Parliamentary elections held recently in Ukraine confirmed an ongoing trend in Europe. Extreme right-wing parties are crossing the threshold of electoral acceptability and becoming mainstream political figures.
The nationalist party Svoboda, which sees itself as ideologically aligned with France’s traditional far-right National Front, won 10 percent of the vote and is expected to take 33 seats in the Rada, Ukraine’s legislature. In contrast, in the 2007 parliamentary ballot, Svoboda garnered less than 1 percent of the vote.
A movement like Svoboda describes its guiding ideology as natsiokratiya, often rendered as “natiocracy,” the belief that the state’s job is to protect the interests of its titular nationality. Svoboda’s rallying cry in the recent elections was “Our Own Authorities, Our Own Property, Our Own Dignity, on Our Own God-Given Land”—sentiments that resonate in other European countries as well.
This tracks with what has been observed in other European countries. In Greece, the Golden Dawn movement, long seen as a fringe organization, polled 14 percent in elections earlier this year. In Hungary, the “Movement for a Better Hungary” (Jobbik), which in 2006 received around 2 percent of the vote, is now the third largest party represented in parliament. In France, Marine Le Pen took nearly 18 percent of the vote in the first round of the 2012 French presidential elections, coming in third behind Nicolas Sarkozy and Francois Hollande—the highest numbers the National Front has ever polled in a national election.
The Western media has tended to focus on these parties’ xenophobia—their fulminations against immigrants, national minorities and Jews—and generally has explained their sudden rise in the polls as “protest votes” against existing governments for their failures in meeting the prolonged economic crisis in Europe. The implication is that all “right-thinking” people reject these groups, and that such parties have obtained votes only by preying on the frustrations of those out of work.
But the underlying reality is that these parties are gaining influence because a growing number of Europeans no longer have faith in the “European dream” and in the promise of unification leading to shared prosperity. They also capitalize on a loss of faith in the wisdom and effectiveness of traditional political and economic elites, and an increasing mistrust of leaders who are more likely to cultivate transnational associations rather than identify with the “sons of the soil.” As the late Samuel Huntington wrote in these pages eight years ago, members of this global elite “have little need for national loyalty, view national boundaries as obstacles that thankfully are vanishing, and see national governments as residues from the past whose only useful function is to facilitate the elite's global operations.”

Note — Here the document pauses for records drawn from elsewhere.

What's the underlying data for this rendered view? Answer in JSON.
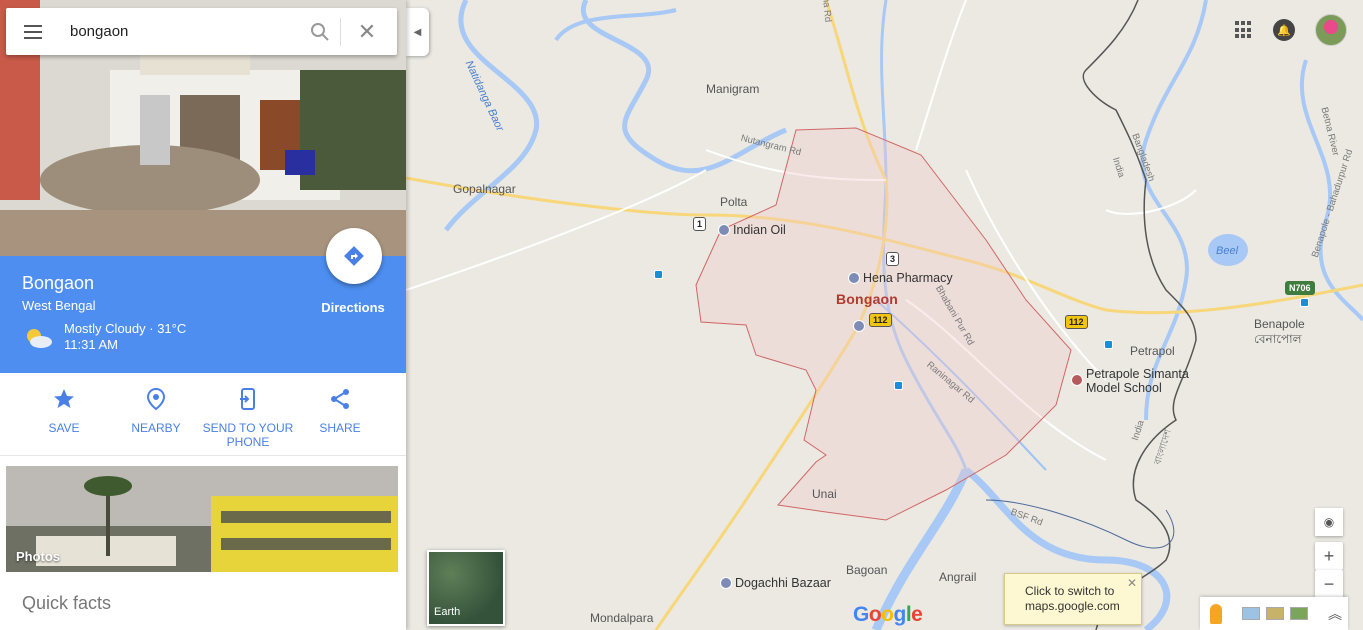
{
  "search": {
    "value": "bongaon"
  },
  "place": {
    "name": "Bongaon",
    "region": "West Bengal",
    "weather": "Mostly Cloudy · 31°C",
    "time": "11:31 AM",
    "directions_label": "Directions"
  },
  "actions": [
    {
      "label": "SAVE",
      "icon": "star-icon"
    },
    {
      "label": "NEARBY",
      "icon": "nearby-icon"
    },
    {
      "label": "SEND TO YOUR PHONE",
      "icon": "send-to-phone-icon"
    },
    {
      "label": "SHARE",
      "icon": "share-icon"
    }
  ],
  "photos_label": "Photos",
  "quick_facts": "Quick facts",
  "map": {
    "labels": {
      "manigram": "Manigram",
      "gopalnagar": "Gopalnagar",
      "polta": "Polta",
      "indian_oil": "Indian Oil",
      "hena_pharmacy": "Hena Pharmacy",
      "bongaon": "Bongaon",
      "unai": "Unai",
      "bagoan": "Bagoan",
      "angrail": "Angrail",
      "dogachhi_bazaar": "Dogachhi Bazaar",
      "mondalpara": "Mondalpara",
      "petrapol": "Petrapol",
      "petrapole_school_1": "Petrapole Simanta",
      "petrapole_school_2": "Model School",
      "benapole": "Benapole",
      "benapole_bn": "বেনাপোল",
      "beel": "Beel",
      "nutangram_rd": "Nutangram Rd",
      "natidanga_baor": "Natidanga Baor",
      "bhabani_pur_rd": "Bhabani Pur Rd",
      "raninagar_rd": "Raninagar Rd",
      "bsf_rd": "BSF Rd",
      "india_1": "India",
      "india_2": "India",
      "bangladesh": "Bangladesh",
      "betna_river": "Betna River",
      "benapole_rd": "Benapole - Bahadurpur Rd",
      "bangladesh_bn": "বাংলাদেশ",
      "ha_rd": "ha Rd"
    },
    "shields": {
      "r1": "1",
      "r3": "3",
      "r112a": "112",
      "r112b": "112",
      "n706": "N706"
    },
    "earth_label": "Earth",
    "google_logo": "Google",
    "tooltip": {
      "line1": "Click to switch to",
      "line2": "maps.google.com"
    }
  },
  "colors": {
    "panel_blue": "#4d8ef0",
    "action_blue": "#4a80e6",
    "city_red": "#b03a2e"
  }
}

At the same time, the steady migration of substantive policy-making authority away from local, national authorities to less-accountable European-wide institutions (or, in the case of Ukraine, worries about authority slipping away from the central government in Kiev to a Russian-dominated customs union) has galvanized political forces that want to keep the focus of decision-making squarely centered on the nation-state. Indeed, Ralf Dahrendorf’s prophetic warning in The National Interest eleven years ago has come to pass: "The weakening of the nation-state by a process of internationalization is by the same token a weakening of democracy."
When Jobbik held its 6th party congress in 2009, it invited representatives of other like-minded parties like Svoboda to send delegates to Budapest. They created the Alliance of European National Movements as an umbrella organization uniting political groups that share a common “natiocratic” ideology. They unequivocally reject the position that the state must extend its protection equally upon all residents located within its jurisdiction. They also take a resolutely anti-globalization stance and are profoundly skeptical in their attitudes towards the European Union.
In the past, such parties existed at the fringe of politics, rarely crossing electoral thresholds to gain even a single representative in a national parliament. They could thus be isolated from the political mainstream. Today, some of these movements are now poised to become kingmakers in parliamentary systems where governments rest on unstable coalitions.